To test whether the apoptotic cell death was due to the inhibitory effect of the crude extracts on the cell cycle process, cell cycle analysis was then carried out. Although both LMM and LAB showed maximum potent effect on most of the cancer cell lines, LMM was chosen for the cell cycle analysis since there have been no reports on its anti-cancer activity, whereas the crude extract from A. siamensis (closely related to A. burmanicus) was reported having inhibitory effect on three other cell lines [26]. Furthermore, A. burmanicus is a rare species in the genus Artabotrys and resources for raw material were limited, making it difficult to study for therapeutic uses in the long run. Cancer cell lines were treated with various concentrations of LMM for 24 h, stained with propidium iodide, and subsequently analyzed by flow cytometry. All the cancer cell lines except for SiHa and Hep3B showed an increase in the DNA fragmentation in a dose-dependent manner as reflected by the increase in the percentages of cells in the sub G1 phase compared to the untreated or the DMSO-treated cells (Table 3 and Fig. 2).

Table 3. Cancer cell lines were cultured in the presence of 125–1000 μg/ml of crude extract from the leaves of M. modestum for 24 h, stained with PI, and then analyzed by flow cytometry. Statistical comparisons were analyzed by the one-way ANOVA with Tukey’s HSD post hoc test.

All four leave-derived crude extracts were tested for phytochemicals. The results showed the presence of tannins and flavonoids in all the crude extracts (Table 4). Alkaloids were found in U. longipes and A. burmanicus, and saponins were found in U. longipes and Dasymaschalon sp. The phytochemicals in the Annonaceae family observed in our study was consistent with that in a previous report [27].
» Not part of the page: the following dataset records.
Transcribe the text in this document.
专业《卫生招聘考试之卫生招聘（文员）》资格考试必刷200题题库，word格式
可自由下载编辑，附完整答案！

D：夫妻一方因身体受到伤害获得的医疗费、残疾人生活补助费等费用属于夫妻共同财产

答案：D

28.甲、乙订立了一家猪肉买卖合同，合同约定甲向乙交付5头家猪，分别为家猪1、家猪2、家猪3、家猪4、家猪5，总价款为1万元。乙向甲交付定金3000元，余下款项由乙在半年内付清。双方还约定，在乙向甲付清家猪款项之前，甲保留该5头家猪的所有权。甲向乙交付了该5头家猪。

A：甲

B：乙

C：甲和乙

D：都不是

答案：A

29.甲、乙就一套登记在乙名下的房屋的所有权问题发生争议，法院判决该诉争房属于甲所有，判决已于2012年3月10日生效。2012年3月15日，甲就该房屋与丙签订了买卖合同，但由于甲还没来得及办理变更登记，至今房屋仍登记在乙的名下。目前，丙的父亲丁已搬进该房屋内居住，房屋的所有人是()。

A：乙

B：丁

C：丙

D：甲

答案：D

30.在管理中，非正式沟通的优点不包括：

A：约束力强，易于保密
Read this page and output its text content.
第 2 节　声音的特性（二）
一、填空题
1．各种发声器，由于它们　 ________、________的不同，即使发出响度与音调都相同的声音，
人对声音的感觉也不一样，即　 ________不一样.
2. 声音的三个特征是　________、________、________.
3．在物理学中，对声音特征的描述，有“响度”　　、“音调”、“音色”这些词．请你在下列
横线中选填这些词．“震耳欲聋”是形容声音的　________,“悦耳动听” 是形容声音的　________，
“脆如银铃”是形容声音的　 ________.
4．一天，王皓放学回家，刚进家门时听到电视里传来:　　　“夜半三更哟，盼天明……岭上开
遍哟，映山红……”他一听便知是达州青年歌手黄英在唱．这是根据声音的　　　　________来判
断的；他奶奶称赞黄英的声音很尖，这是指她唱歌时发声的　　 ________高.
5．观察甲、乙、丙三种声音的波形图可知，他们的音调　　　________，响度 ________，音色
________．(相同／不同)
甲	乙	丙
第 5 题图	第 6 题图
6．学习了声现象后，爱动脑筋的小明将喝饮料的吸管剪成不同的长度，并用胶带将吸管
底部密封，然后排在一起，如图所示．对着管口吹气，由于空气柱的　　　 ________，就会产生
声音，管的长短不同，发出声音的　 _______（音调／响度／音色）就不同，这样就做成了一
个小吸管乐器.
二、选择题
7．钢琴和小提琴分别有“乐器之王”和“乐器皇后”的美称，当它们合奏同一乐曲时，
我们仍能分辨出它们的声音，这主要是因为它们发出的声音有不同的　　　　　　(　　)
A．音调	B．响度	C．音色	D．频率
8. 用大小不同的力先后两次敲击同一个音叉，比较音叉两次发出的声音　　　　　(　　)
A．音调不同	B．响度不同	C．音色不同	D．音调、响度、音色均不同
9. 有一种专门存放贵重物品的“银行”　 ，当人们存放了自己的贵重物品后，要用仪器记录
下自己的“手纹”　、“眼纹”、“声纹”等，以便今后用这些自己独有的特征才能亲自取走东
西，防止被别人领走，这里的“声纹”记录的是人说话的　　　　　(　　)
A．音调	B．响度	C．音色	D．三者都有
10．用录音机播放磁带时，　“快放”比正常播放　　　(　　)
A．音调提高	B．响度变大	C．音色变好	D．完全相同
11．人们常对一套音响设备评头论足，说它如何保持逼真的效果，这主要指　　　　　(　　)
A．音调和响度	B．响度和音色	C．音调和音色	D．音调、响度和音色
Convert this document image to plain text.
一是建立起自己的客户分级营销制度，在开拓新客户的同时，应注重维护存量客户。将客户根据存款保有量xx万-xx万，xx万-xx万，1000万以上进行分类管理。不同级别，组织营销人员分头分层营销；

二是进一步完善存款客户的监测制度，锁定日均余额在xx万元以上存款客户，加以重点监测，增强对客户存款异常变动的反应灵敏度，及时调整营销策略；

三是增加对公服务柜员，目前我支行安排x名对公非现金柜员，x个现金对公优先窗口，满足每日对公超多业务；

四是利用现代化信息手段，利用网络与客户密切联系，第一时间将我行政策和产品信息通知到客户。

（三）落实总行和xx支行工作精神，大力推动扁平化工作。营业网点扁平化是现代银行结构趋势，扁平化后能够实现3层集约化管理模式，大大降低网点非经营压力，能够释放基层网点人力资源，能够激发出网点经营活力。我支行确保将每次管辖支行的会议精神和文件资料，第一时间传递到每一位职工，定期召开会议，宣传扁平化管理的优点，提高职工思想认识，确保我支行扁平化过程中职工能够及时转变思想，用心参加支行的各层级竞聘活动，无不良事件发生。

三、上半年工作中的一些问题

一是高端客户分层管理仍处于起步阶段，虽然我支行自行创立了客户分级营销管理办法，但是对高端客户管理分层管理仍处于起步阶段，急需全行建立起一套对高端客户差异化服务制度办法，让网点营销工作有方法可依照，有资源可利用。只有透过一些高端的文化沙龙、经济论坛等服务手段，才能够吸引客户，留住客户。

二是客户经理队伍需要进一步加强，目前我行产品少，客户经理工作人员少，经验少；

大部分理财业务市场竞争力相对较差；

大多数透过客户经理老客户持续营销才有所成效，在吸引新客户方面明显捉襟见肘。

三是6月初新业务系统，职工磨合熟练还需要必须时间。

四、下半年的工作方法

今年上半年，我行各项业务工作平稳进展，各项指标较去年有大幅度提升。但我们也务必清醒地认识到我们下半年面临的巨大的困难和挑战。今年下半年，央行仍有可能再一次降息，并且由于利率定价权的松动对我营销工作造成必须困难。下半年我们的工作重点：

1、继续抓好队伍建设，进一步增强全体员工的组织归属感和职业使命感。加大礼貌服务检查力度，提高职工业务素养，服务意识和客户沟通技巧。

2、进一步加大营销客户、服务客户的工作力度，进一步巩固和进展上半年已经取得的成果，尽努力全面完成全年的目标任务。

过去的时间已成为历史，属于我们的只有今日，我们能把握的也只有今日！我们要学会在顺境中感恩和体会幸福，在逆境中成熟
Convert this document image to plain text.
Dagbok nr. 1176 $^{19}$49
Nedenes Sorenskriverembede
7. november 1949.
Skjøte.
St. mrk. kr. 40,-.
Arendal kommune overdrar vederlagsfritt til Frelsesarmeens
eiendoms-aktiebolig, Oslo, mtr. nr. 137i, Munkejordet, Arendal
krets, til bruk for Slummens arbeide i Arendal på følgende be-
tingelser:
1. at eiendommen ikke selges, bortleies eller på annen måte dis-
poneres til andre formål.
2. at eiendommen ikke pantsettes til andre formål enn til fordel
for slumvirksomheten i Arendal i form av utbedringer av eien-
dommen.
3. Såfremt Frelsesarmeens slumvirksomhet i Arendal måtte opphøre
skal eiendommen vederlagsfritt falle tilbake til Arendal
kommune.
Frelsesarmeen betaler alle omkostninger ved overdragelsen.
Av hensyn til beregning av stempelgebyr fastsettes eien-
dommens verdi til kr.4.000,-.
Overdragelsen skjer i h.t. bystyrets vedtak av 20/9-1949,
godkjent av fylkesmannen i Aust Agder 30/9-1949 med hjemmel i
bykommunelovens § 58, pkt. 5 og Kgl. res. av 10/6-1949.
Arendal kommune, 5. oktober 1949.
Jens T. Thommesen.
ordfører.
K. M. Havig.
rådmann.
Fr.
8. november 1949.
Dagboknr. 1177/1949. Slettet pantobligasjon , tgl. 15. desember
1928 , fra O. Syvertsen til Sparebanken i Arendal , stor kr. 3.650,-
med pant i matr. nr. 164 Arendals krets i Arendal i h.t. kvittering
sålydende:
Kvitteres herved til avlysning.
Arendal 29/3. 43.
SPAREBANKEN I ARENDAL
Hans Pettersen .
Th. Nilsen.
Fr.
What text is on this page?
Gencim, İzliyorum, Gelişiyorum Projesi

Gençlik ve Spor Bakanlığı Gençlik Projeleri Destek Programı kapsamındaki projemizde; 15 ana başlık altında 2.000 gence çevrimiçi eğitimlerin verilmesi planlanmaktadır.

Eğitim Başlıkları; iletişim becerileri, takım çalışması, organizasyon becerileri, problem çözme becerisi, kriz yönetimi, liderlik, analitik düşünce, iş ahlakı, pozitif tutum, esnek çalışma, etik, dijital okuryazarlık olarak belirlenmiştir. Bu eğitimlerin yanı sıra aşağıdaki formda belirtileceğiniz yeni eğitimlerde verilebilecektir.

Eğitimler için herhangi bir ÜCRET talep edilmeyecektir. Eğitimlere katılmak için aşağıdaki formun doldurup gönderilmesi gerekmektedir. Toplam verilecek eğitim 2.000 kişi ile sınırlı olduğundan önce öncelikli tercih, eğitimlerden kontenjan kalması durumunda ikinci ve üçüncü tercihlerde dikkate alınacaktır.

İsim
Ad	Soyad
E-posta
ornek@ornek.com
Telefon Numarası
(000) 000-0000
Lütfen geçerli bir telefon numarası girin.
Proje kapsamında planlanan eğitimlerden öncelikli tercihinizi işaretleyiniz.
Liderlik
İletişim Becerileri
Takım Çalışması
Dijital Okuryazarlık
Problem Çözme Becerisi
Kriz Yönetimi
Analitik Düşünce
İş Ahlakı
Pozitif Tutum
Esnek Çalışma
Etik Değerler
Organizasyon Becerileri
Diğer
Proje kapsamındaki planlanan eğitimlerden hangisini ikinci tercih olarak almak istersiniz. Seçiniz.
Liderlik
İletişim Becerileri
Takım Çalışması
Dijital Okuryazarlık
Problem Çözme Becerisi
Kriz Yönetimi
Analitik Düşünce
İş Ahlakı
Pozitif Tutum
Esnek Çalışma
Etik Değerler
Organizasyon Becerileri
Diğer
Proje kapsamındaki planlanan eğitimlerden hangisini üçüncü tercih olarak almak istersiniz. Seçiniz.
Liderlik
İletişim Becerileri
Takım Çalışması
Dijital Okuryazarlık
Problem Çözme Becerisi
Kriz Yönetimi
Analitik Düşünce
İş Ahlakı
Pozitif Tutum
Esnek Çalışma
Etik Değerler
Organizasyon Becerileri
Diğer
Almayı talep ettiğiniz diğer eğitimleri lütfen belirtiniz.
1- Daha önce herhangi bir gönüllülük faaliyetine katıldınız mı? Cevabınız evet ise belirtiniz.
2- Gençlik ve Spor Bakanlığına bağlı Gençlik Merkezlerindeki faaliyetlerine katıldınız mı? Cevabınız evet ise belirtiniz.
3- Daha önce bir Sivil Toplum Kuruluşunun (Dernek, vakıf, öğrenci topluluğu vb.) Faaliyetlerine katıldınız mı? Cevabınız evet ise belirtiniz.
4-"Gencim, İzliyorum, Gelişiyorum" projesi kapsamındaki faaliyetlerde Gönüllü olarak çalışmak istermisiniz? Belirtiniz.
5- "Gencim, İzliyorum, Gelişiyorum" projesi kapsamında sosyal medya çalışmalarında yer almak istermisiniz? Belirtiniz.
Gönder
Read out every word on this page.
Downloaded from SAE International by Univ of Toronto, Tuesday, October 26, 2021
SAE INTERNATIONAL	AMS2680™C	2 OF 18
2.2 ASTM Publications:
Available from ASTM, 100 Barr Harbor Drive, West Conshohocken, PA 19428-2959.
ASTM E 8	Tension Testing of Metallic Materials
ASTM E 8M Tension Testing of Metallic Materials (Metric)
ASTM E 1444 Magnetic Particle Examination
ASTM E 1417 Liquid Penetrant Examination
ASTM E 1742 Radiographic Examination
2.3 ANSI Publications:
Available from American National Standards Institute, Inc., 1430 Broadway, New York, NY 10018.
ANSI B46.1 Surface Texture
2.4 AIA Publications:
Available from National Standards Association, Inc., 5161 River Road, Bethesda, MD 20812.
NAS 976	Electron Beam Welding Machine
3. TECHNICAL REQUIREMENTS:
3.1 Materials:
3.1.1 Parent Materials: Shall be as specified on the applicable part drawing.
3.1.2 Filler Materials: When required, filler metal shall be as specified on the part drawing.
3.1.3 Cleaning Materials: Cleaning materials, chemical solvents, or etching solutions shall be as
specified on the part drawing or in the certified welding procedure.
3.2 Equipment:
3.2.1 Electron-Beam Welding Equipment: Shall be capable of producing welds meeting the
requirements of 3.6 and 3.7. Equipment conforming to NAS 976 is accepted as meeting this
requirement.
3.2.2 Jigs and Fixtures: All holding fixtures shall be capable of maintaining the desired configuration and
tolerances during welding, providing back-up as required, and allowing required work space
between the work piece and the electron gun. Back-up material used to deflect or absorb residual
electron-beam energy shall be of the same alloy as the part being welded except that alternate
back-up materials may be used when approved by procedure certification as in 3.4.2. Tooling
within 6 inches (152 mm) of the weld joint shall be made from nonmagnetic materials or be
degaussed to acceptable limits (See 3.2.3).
Quercetin and rutin have been reported for their numerous biological activities, such as anti-inflammatory, free radical scavenging, immunomodulatory, and cancer chemoprevention [28, 29]. Interestingly, quercetin and rutin have been reported as present in a number of species of the Annonaceae family [30]. Therefore, all the methanolic leaves extracts were analyzed for quercetin and rutin by reversed-phase HPLC. The HPLC chromatogram demonstrated that the leaf methanolic extracts of U. longipes (Fig. 3b) and Dasymaschalon sp. (Fig. 3c) contain rutin amounting to 3.29 ± 0.22 mg/g extract and 2.05 ± 0.10 mg/g extract, respectively. While, the leaf methanolic extract of U. longipes and M. modestum contained quercetin amounting to 1.52 ± 0.13 mg/g extract and 0.43 ± 0.11 mg/g extract, respectively (Fig. 4b and c).